We are witnessing a quantum leap towards AI-powered automation and the democratization of AI. What do they mean for the world of developers?
The launch of ChatGPT late last year has given developers a foundational model with enormous potential to revolutionize industries and businesses. Over the last few months, we witnessed an AI gold rush, with the much-awaited releases of ChatGPT-4 and Google Bard, both of which promise advanced language processing capabilities that can improve the efficiency of automated workflows.
Today, over 90% of organizations in Australia, Singapore, Japan, South Korea, and China have already made Intelligent Process Automation (IPA) a key focus, going beyond Robotic Process Automation (RPA) to drive comprehensive end-to-end process automation at scale.
Moving forward, we can expect generative AI tools such as ChatGPT to further accelerate IPA projects in the region, given that advancements in generative AI are already helping automation developers with tasks like generating test code.
Accelerating the development of test scripts
With some languages better suited for certain frameworks, libraries, and platforms, it has become necessary to employ multiple languages in automation projects to integrate different components seamlessly.
Modern automation projects may require integration with existing codebases or systems written in different languages to maintain compatibility and extend functionality. However, this task may be particularly challenging for developers who lack proficiency in programming languages used in existing systems.
Generative AI tools such as ChatGPT can help plug this gap, generating test scripts across languages such as Python, JSON, C and XAML based on the requirements of the user – and even converting code sequences from one programming language to another. Besides improving developers’ work efficiency and saving significant time in automation projects, generative AI is democratizing digital skills education and lowering the barriers to entry into tech roles.

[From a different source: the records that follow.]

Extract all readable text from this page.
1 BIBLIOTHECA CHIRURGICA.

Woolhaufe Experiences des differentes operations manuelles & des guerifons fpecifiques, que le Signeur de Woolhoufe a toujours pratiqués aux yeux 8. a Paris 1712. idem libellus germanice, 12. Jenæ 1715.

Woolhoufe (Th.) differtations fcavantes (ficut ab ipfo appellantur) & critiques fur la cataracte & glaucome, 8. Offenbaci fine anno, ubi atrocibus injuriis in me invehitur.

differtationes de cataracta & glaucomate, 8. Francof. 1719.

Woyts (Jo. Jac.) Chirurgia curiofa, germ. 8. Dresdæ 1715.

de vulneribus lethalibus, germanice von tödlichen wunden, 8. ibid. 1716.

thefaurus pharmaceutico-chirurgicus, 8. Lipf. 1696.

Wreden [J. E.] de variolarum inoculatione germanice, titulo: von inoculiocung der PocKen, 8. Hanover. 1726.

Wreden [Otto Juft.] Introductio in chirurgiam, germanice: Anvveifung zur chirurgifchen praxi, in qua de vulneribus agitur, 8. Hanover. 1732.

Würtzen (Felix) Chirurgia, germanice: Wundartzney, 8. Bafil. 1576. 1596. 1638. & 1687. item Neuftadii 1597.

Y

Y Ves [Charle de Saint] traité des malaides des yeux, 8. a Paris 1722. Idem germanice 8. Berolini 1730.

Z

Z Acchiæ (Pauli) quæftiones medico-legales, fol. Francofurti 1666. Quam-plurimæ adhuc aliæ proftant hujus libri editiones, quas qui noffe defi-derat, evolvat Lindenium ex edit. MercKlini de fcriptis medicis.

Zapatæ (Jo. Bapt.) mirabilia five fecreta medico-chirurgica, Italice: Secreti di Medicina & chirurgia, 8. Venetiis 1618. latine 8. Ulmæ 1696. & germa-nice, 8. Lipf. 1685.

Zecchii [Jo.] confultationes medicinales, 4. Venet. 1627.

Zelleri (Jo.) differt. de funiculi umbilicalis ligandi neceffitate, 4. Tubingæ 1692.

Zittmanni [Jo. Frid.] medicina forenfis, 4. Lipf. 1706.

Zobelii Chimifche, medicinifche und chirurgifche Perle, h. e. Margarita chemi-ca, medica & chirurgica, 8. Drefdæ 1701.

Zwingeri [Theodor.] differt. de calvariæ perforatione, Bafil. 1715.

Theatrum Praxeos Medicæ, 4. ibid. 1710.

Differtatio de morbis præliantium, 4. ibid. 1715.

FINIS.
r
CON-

Empowering citizen developers to create automation workflows
A challenge in scaling automation projects is a lack of technical skills, but AI tools such as ChatGPT are plugging this gap by enabling non-technical users to generate automation workflows from simple language descriptions. Non-technical users can input a simple prompt explaining what they wish to achieve, and the generative model is able to create a code as an output, for a true no code experience.

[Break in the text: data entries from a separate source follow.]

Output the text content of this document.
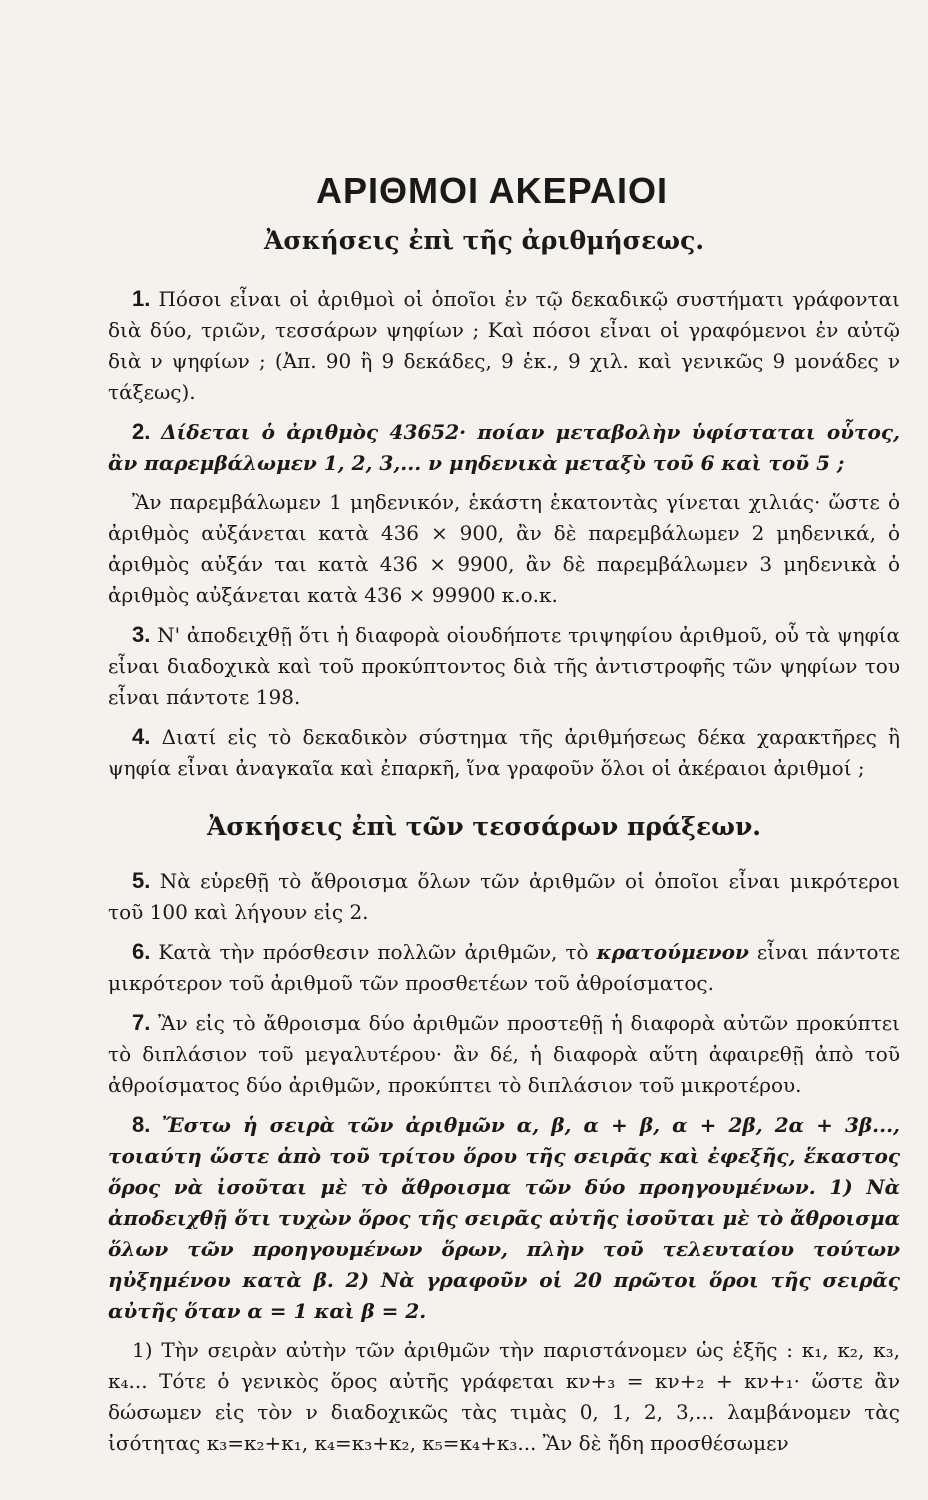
ΑΡΙΘΜΟΙ ΑΚΕΡΑΙΟΙ
Ἀσκήσεις ἐπὶ τῆς ἀριθμήσεως.

1. Πόσοι εἶναι οἱ ἀριθμοὶ οἱ ὁποῖοι ἐν τῷ δεκαδικῷ συστήματι γράφονται διὰ δύο, τριῶν, τεσσάρων ψηφίων ; Καὶ πόσοι εἶναι οἱ γραφόμενοι ἐν αὐτῷ διὰ ν ψηφίων ; (Ἀπ. 90 ἢ 9 δεκάδες, 9 ἑκ., 9 χιλ. καὶ γενικῶς 9 μονάδες ν τάξεως).

2. Δίδεται ὁ ἀριθμὸς 43652· ποίαν μεταβολὴν ὑφίσταται οὗτος, ἂν παρεμβάλωμεν 1, 2, 3,... ν μηδενικὰ μεταξὺ τοῦ 6 καὶ τοῦ 5 ;

Ἂν παρεμβάλωμεν 1 μηδενικόν, ἑκάστη ἑκατοντὰς γίνεται χιλιάς· ὥστε ὁ ἀριθμὸς αὐξάνεται κατὰ 436 × 900, ἂν δὲ παρεμβάλωμεν 2 μηδενικά, ὁ ἀριθμὸς αὐξάν ται κατὰ 436 × 9900, ἂν δὲ παρεμβάλωμεν 3 μηδενικὰ ὁ ἀριθμὸς αὐξάνεται κατὰ 436 × 99900 κ.ο.κ.

3. Ν' ἀποδειχθῇ ὅτι ἡ διαφορὰ οἱουδήποτε τριψηφίου ἀριθμοῦ, οὗ τὰ ψηφία εἶναι διαδοχικὰ καὶ τοῦ προκύπτοντος διὰ τῆς ἀντιστροφῆς τῶν ψηφίων του εἶναι πάντοτε 198.

4. Διατί εἰς τὸ δεκαδικὸν σύστημα τῆς ἀριθμήσεως δέκα χαρακτῆρες ἢ ψηφία εἶναι ἀναγκαῖα καὶ ἐπαρκῆ, ἵνα γραφοῦν ὅλοι οἱ ἀκέραιοι ἀριθμοί ;

Ἀσκήσεις ἐπὶ τῶν τεσσάρων πράξεων.

5. Νὰ εὑρεθῇ τὸ ἄθροισμα ὅλων τῶν ἀριθμῶν οἱ ὁποῖοι εἶναι μικρότεροι τοῦ 100 καὶ λήγουν εἰς 2.

6. Κατὰ τὴν πρόσθεσιν πολλῶν ἀριθμῶν, τὸ κρατούμενον εἶναι πάντοτε μικρότερον τοῦ ἀριθμοῦ τῶν προσθετέων τοῦ ἀθροίσματος.

7. Ἂν εἰς τὸ ἄθροισμα δύο ἀριθμῶν προστεθῇ ἡ διαφορὰ αὐτῶν προκύπτει τὸ διπλάσιον τοῦ μεγαλυτέρου· ἂν δέ, ἡ διαφορὰ αὕτη ἀφαιρεθῇ ἀπὸ τοῦ ἀθροίσματος δύο ἀριθμῶν, προκύπτει τὸ διπλάσιον τοῦ μικροτέρου.

8. Ἔστω ἡ σειρὰ τῶν ἀριθμῶν α, β, α + β, α + 2β, 2α + 3β..., τοιαύτη ὥστε ἀπὸ τοῦ τρίτου ὅρου τῆς σειρᾶς καὶ ἐφεξῆς, ἕκαστος ὅρος νὰ ἰσοῦται μὲ τὸ ἄθροισμα τῶν δύο προηγουμένων. 1) Νὰ ἀποδειχθῇ ὅτι τυχὼν ὅρος τῆς σειρᾶς αὐτῆς ἰσοῦται μὲ τὸ ἄθροισμα ὅλων τῶν προηγουμένων ὅρων, πλὴν τοῦ τελευταίου τούτων ηὐξημένου κατὰ β. 2) Νὰ γραφοῦν οἱ 20 πρῶτοι ὅροι τῆς σειρᾶς αὐτῆς ὅταν α = 1 καὶ β = 2.

1) Τὴν σειρὰν αὐτὴν τῶν ἀριθμῶν τὴν παριστάνομεν ὡς ἑξῆς : κ₁, κ₂, κ₃, κ₄... Τότε ὁ γενικὸς ὅρος αὐτῆς γράφεται κν+₃ = κν+₂ + κν+₁· ὥστε ἂν δώσωμεν εἰς τὸν ν διαδοχικῶς τὰς τιμὰς 0, 1, 2, 3,... λαμβάνομεν τὰς ἰσότητας κ₃=κ₂+κ₁, κ₄=κ₃+κ₂, κ₅=κ₄+κ₃... Ἂν δὲ ἤδη προσθέσωμεν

Generative AI is a game-changer that enables non-technical users to easily achieve automation goals and unlock new possibilities in their day-to-day work. It not only acts as a catalyst for citizen development, but also helps businesses save time and resources by empowering non-technical users with the ability to generate automation workflows independently. The natural language processing capabilities of generative AI tools are making coding accessible to all and democratizing the automation development process further.
Streamlining the user manual creation process and automating updates
Creating user documentation can be a tedious and time-consuming task for developers. Using AI generation tools to create user documentation for new automation processes or systems not only provides time savings, but also delivers better consistency and accuracy.
For example, our team has developed a series of connectors to OpenAI ChatGPT to send prompts and receive responses, enabling businesses to quickly create bespoke content for user manuals.
Advanced versions of ChatGPT or similar AI generation tools can also potentially help with updates in user manuals. Developers only need to communicate the latest changes to the system, and the model will automatically incorporate changes into a new version.
Generating testing data
Newly created automation processes often require a specific test dataset, such as marketing contact lists, supplier lists, and invoice data. With a single prompt, advanced AI tools can quickly generate randomized sets of dummy data that respect logical integrity rules – accelerating the creation of test data.
Developers can also easily customize the output by making a few tweaks to the prompt. With the ability to fast-track the creation of test datasets, developers can build automation projects more efficiently and with greater accuracy.
The way forward
Generative AI is well on its way towards becoming a mainstay in the automation development process. This means developers need to quickly build new skills to stay ahead of the game.
The value of good communication skills cannot be overstated, as developers need to work closely with different stakeholders, including end users, to ensure that automation processes fully address stakeholders’ needs and requirements. Beyond technical chops, developers need to solidify their understanding of business operations to be able to identify opportunities for automation.
Advancements in large language models may have the potential to improve automation workflows and revolutionize automation development, but the road to mainstream adoption and responsible usage is still paved with challenges.
For generative AI tools such as ChatGPT to serve as a force for good, we need to address data privacy concerns and develop guardrails to better protect against new threats and vulnerabilities.
Additionally, developers must be aware of the biases that can unsuspectingly creep into AI algorithms and work towards reducing or mitigating this risk.
This necessitates developers to work closely with human subject matter experts to teach AI models the intricacies of business functions to better validate, update, maintain, and increase the accuracy of AI systems. Human-in-the-loop capabilities reduce the risk of poor decision-making from AI algorithms by capitalizing on employees’ abilities to correct errors and provide feedback to AI systems.
Ultimately, it is critical to balance innovation and the responsible usage of AI tools as developers capitalize on their potential to democratize the automation development process to drive sustainable growth and success.